In its closer examination of January foreclosure data Black Knight said there was clear separation in the levels of increase by first time and repeat foreclosure starts in reaching their 12-month highs.  There was also a continuation of the differences seen across multiple foreclosure indicators between judicial and non-judicial states.

Trey Barnes, Black Knight's senior vice president of Loan Data Products said, "Repeat foreclosure starts made up 51 percent of all foreclosure starts and increased 11 percent from December. In contrast, first-time foreclosure starts were up just a fraction of a percent from the month prior. Similarly, Black Knight found that January foreclosure starts jumped about 10 percent from December in judicial states as compared to just a 1.7 percent increase in non-judicial states. Judicial states are also seeing higher levels of both new problem loans and serious delinquencies (loans 90 or more days delinquent, but not yet in foreclosure) than non-judicial states, although volumes are down overall in both categories."

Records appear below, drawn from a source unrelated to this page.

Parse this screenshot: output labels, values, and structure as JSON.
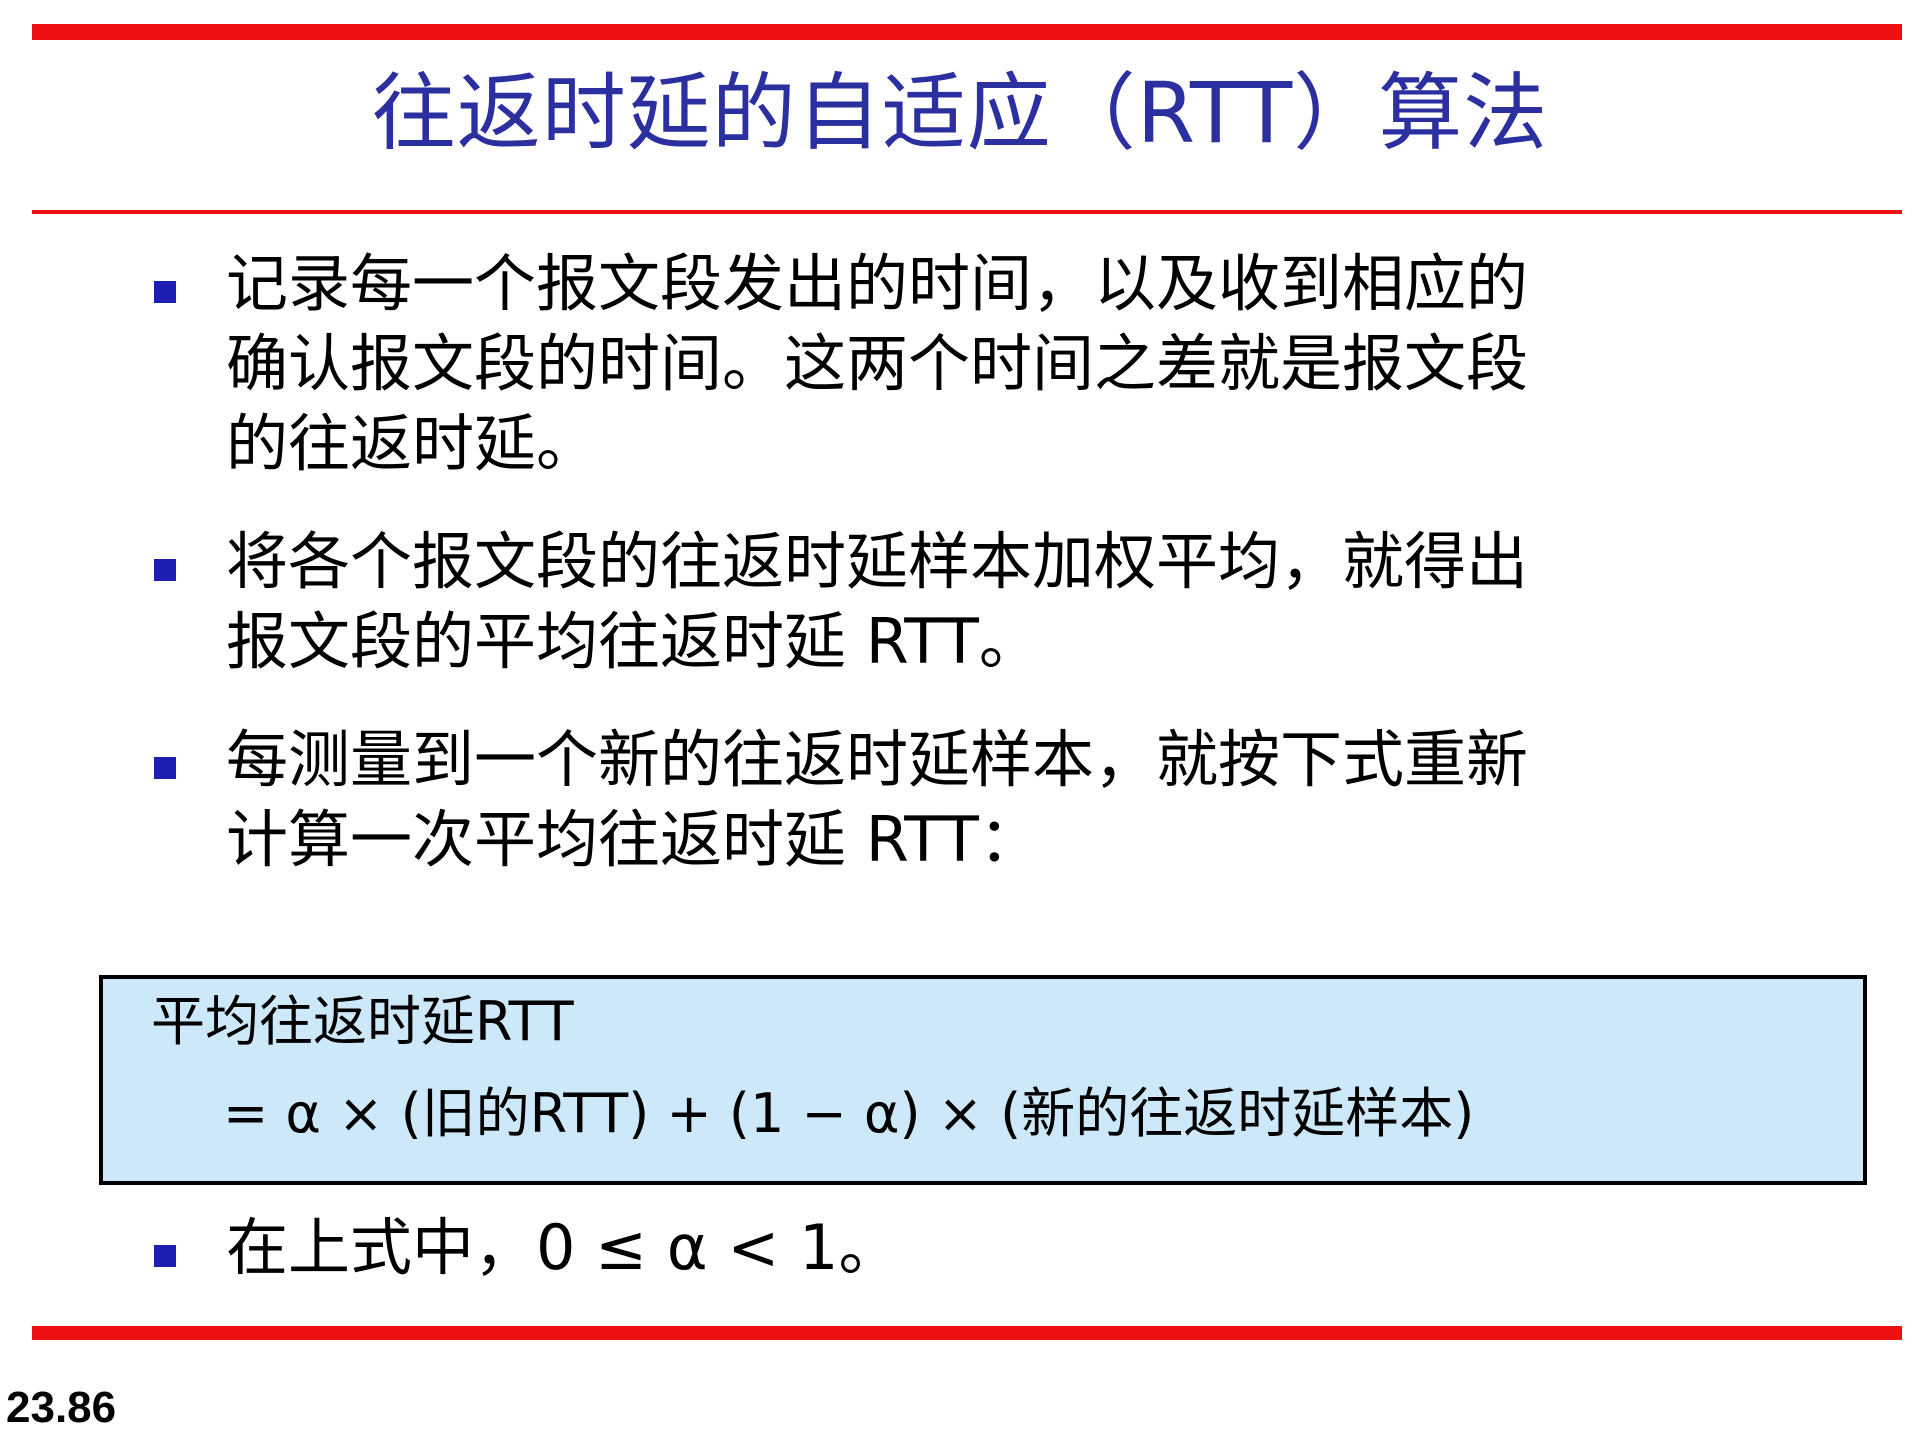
{
  "slide": {
    "title": "往返时延的自适应（RTT）算法",
    "bullets": [
      {
        "lines": [
          "记录每一个报文段发出的时间，以及收到相应的",
          "确认报文段的时间。这两个时间之差就是报文段",
          "的往返时延。"
        ]
      },
      {
        "lines": [
          "将各个报文段的往返时延样本加权平均，就得出",
          "报文段的平均往返时延 RTT。"
        ]
      },
      {
        "lines": [
          "每测量到一个新的往返时延样本，就按下式重新",
          "计算一次平均往返时延 RTT："
        ]
      }
    ],
    "formula": {
      "line1": "平均往返时延RTT",
      "line2": "= α × (旧的RTT) + (1 − α) × (新的往返时延样本)"
    },
    "last_bullet": "在上式中，0 ≤ α < 1。",
    "page_number": "23.86"
  },
  "colors": {
    "title": "#2b2fa0",
    "rule": "#ee1111",
    "bullet_marker": "#1e1eb4",
    "formula_background": "#cde8f8"
  }
}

Foreclosure sales or completed foreclosures however have been dropping more rapidly than the inventory of seriously delinquent loans in both judicial and non-judicial jurisdictions leading to increases in foreclosure pipeline ratios.  These ratios, representing the backlog in months of foreclosure and 90-day delinquency inventory based on foreclosure sales rates, have been increasing across the board.  Barnes said the pipeline now stands at 58 months in judicial states, up from 47 months in 2013 but "a far cry from its high of 118 months a couple of years before that."  The non-judicial pipeline has risen to 53 months, close to an all-time high, in recent months.  "Throughout the housing crisis," he said, "non-judicial pipeline ratios were significantly lower than those in judicial states."

Black Knight said that January data also showed the impact of anti-dual-tracking legislation which prohibits the simultaneous pursuit of loan modifications and foreclosures.  After this legislation went into effect the average months of delinquency for first-time foreclosure starts shot up from 6.5 months to 14.6 months and last year there were virtually no starts on loans less than 120 days delinquent.